Politics aside, the film is extraordinarily crafted—most notably in a few early scenes wherein several American soldiers are hypnotized and then hallucinate the actual events while dreaming months later. Shades of “Inception,” indeed, but only in the best, normal-gravity, way. Raymond Shaw (played by Laurence Harvey) lumbers through the scenes as a partially hypnotized, partially shell-shocked war veteran, but he really shines two-thirds in, impressing himself at his first articulated joke in years. Revealing Shaw as a formally likeable guy comes at the exact wrong moment for our hero Bennett Marco (Frank Sinatra)—making it the exact right moment for the film.

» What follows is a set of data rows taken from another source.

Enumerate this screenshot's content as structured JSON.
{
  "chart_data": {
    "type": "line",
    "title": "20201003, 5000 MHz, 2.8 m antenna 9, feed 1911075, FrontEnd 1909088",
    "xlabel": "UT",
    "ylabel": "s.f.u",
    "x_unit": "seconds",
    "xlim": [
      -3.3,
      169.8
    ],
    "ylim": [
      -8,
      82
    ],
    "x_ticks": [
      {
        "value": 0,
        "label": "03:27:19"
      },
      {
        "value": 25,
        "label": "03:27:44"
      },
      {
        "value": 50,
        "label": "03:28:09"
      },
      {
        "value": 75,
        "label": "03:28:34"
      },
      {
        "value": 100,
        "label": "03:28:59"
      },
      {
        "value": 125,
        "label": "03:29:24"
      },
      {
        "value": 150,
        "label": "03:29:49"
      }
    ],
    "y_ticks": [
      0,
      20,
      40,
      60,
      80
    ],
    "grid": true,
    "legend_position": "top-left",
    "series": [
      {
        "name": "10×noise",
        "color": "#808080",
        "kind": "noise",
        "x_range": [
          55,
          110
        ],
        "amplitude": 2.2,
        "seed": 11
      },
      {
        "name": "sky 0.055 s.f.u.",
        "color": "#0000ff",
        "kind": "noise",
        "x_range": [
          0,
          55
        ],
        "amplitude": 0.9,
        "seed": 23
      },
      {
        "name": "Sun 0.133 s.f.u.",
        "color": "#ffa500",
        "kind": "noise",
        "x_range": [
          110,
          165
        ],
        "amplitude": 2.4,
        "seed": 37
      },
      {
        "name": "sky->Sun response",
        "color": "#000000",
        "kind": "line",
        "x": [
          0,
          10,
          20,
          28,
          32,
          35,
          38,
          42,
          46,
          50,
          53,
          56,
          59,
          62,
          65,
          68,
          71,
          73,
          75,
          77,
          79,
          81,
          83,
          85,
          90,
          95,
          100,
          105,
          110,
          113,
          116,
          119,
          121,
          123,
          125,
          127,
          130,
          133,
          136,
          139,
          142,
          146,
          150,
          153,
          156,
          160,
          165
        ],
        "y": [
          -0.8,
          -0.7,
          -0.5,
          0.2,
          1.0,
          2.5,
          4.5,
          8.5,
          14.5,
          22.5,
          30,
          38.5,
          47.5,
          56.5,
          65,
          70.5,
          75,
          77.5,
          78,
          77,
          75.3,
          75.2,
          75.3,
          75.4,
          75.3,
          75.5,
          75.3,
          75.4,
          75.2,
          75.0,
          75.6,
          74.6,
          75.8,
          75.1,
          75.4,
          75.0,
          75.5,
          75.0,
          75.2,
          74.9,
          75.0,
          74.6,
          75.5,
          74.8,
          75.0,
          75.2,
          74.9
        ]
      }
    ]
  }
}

Also, let us not forget why Frank Sinatra was a movie star. Yeah, yeah, he’s was good for every scene—and really good for one strangely out-of-focus scene. But he was great as one-half of the first karate fight scene ever staged in an American film. Like the political drama, the fight was brutal, destructive, crisp, confusing and left both parties considerably worse off than mere minutes before. Sintra may have been difficult to work with, as rumored, but the fight scene broke his hand and he let the movie use his private airplane as a set. True, he earned a lot of money from the original “Ocean’s 11,” but he wasn’t always just some suave character besting the mortals lucky enough to breathe his air.
"This is the best hand in poker, I'm tellin' ya!"


America was terrified, yes. But so was the USSR, and such a detrimental irony is not lost on the movie when the Chinese and Russian conspirators question their own communist beliefs, briefly favoring the joy of success and secret knowledge. These men, the supposed villains, are not risking their lives so that school children will be forced to read Karl Marx a generation from now; they are risking everything so that they can be proven to be on the "right side" of the human condition. Philosophy is not enough reason to die for most; but winning, well, that's in our genetic make-up.

Such philosophical cynicism is actually an embrace of human commonality when the same pitfalls of a reversal ideology crash around the Americans. Saved by few bullets, America in the movie avoids throwing itself into the embrace of a dictator we so nearly, and would have gleefully, elected. In this aspect, a crazed gunman circumvented democracy to save us from our worst enemy, ourselves.

Ultimately, there is no message to “The Manchurian Candidate” besides what you learn. The movie has nothing to say, but rather asks the audience to filter, question, test and believe what they can. The film was made with communism on the mind, but it has since outlived the explicit paranoia. Murder, friendship, deception, sacrifice, politics, demagogues, love, conspiracies, and hypocrites all populate this historical, fictional world, creating an experience and making adaptable ideologies still relevant, entertaining and terrifying.